What’s the Connection between Thanksgiving and Family Communication? Marie Haverfield, USF’s Newest Professor Helps Bridge the Gap!
by Brianna Jones
It’s that time of year again USF COMS majors! We are contemplating classes for the upcoming semester and anticipating spending time with family over the holidays! Thanksgiving is around the corner, and we are reflecting on things and people for which we are grateful. For most of us, family takes the top spot on our gratitude list. Besides delicious food, family discussion is a valued component of Thanksgiving. Do you ever find yourself contemplating the way your family communicates during the holidays? Professor Marie Haverfield, USF’s newest communication studies professor, can help us understand these communication styles we observe at the table and in our overall family life!
Q: Tell us about your family relations class next semester. What can students expect?
I’m currently developing the syllabus. Throughout the Family Relations Course, we will focus on the following questions: Who are we? How are we products of our environment? We shall navigate through different family types and circumstances that people might experience such as conflict. We will also discuss mental health in families, the family life cycle, and stressors within family life. Students’ main assignment will be to construct a genealogy, a family tree, and take family communication concepts that we’ve discussed in class and apply those ideologies to their own families. Students will be expected to reflect on their own family communication styles and identify communication patterns.
Q: How does your teaching experience at USF compare to your experience at other universities?
I love teaching USF students because they are really engaged. Students genuinely comprehend the value of an education and don’t take it for granted. I really respect the students that have full time jobs and go to school. Not only are they extremely hard-working, they add valuable contributions to class discussion because they view things from a unique perspective.
Q: How would you describe your teaching style?
I’m really passionate about what I teach. Most importantly, I like to have fun! The class is mostly discussion-based and highly interactive. I believe class should be centered around discussion because it enables students to take things beyond face-value. When participating in class conversation, we should be taking in information and try to establish meaning for ourselves. Discussions allow students to see outside of themselves and gain new perspectives from their classmates that they wouldn’t have otherwise had. It can also help students cope with experiences that may be going on in their lives. Furthermore, it also allows us to think critically about the theories relevant to course material. Students should think reflexively and ask themselves the following questions: Is this really true for everyone? Is there more to be done to test the validity of these theories? My teaching style incorporates mixed methods, both qualitative and quantitative.

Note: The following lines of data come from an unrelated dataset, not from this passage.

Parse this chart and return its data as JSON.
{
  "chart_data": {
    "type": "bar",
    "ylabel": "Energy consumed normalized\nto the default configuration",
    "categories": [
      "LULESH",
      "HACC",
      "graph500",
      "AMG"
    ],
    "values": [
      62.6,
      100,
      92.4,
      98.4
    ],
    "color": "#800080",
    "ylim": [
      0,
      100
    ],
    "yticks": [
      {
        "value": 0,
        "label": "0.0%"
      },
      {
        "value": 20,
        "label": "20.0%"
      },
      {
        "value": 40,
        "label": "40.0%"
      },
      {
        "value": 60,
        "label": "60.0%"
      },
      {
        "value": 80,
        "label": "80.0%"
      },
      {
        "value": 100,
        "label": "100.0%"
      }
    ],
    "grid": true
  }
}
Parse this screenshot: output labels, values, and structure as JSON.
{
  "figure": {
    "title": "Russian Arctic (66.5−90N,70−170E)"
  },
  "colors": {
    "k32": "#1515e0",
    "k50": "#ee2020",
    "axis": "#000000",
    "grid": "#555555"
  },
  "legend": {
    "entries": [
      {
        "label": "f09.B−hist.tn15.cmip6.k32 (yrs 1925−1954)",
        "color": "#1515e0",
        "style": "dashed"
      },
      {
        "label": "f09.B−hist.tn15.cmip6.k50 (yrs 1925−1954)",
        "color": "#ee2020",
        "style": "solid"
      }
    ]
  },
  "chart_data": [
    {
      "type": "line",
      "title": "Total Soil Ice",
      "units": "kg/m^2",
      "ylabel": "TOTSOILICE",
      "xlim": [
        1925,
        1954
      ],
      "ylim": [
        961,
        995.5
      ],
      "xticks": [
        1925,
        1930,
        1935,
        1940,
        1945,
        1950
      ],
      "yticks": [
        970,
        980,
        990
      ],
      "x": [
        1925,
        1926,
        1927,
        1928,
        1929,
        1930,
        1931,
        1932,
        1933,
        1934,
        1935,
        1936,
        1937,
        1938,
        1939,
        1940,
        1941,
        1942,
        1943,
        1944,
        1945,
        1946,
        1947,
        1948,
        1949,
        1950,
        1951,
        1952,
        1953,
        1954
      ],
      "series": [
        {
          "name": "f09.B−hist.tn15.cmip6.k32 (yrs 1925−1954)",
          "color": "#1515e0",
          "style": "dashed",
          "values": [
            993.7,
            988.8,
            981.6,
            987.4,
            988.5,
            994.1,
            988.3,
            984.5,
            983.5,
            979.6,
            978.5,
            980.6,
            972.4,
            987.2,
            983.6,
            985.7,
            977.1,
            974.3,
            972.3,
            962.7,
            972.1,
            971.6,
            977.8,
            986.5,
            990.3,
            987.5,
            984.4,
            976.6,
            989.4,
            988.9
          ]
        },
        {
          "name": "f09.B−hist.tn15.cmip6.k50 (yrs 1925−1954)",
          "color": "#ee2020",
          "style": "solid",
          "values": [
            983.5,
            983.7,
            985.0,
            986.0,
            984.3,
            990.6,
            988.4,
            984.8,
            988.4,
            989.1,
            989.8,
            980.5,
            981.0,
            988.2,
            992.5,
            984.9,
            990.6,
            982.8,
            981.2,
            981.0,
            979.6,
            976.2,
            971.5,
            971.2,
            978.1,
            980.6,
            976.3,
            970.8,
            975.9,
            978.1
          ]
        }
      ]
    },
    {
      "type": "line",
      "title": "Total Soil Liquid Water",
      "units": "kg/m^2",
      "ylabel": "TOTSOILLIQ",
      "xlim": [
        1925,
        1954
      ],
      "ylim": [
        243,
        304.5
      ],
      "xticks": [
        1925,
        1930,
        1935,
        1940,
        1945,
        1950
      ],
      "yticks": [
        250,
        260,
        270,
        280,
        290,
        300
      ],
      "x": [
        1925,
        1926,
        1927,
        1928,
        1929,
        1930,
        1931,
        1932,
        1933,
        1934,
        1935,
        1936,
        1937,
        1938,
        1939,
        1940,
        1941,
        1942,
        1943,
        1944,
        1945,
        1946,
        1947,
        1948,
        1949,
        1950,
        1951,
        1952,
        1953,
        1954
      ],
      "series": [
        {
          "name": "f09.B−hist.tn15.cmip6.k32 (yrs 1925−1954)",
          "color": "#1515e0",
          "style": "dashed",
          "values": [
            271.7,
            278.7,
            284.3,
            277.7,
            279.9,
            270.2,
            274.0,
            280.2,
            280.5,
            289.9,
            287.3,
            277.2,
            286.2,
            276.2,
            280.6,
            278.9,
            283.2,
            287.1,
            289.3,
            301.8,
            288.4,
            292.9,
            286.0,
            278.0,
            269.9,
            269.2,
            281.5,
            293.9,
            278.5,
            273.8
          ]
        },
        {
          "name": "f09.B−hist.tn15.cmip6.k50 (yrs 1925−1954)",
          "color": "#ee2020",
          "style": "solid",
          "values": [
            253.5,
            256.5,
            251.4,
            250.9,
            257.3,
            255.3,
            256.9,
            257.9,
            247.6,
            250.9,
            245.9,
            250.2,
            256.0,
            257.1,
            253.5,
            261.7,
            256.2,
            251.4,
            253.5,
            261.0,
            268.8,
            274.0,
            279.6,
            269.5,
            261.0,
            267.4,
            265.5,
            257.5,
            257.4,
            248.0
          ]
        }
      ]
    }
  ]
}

Q: What mixed methods do you use in your own research?
In my own personal research, I have used both quantitative and qualitative methods. The quantitative techniques I have used include surveys and content analysis. Focus groups and interviews are qualitative approaches I like to incorporate in my research as well. I’ve also done observations in which I video record an interaction between two people. Then I analyze the recording and rate every interaction based on a theory. There’s some debate as to whether or not observation is considered quantitative or qualitative research, but I think it’s a nice blend of the two methods. I try to do a little bit of everything to try to get a well-rounded perspective in those situations.
Q: What are your interests and hobbies outside of teaching?
Outside of work, I enjoy reading sci-fi novels, watching movies, and running. I also love spending time with my husband and 2- year-old daughter Ainsley, and raising my adorable pitbulls!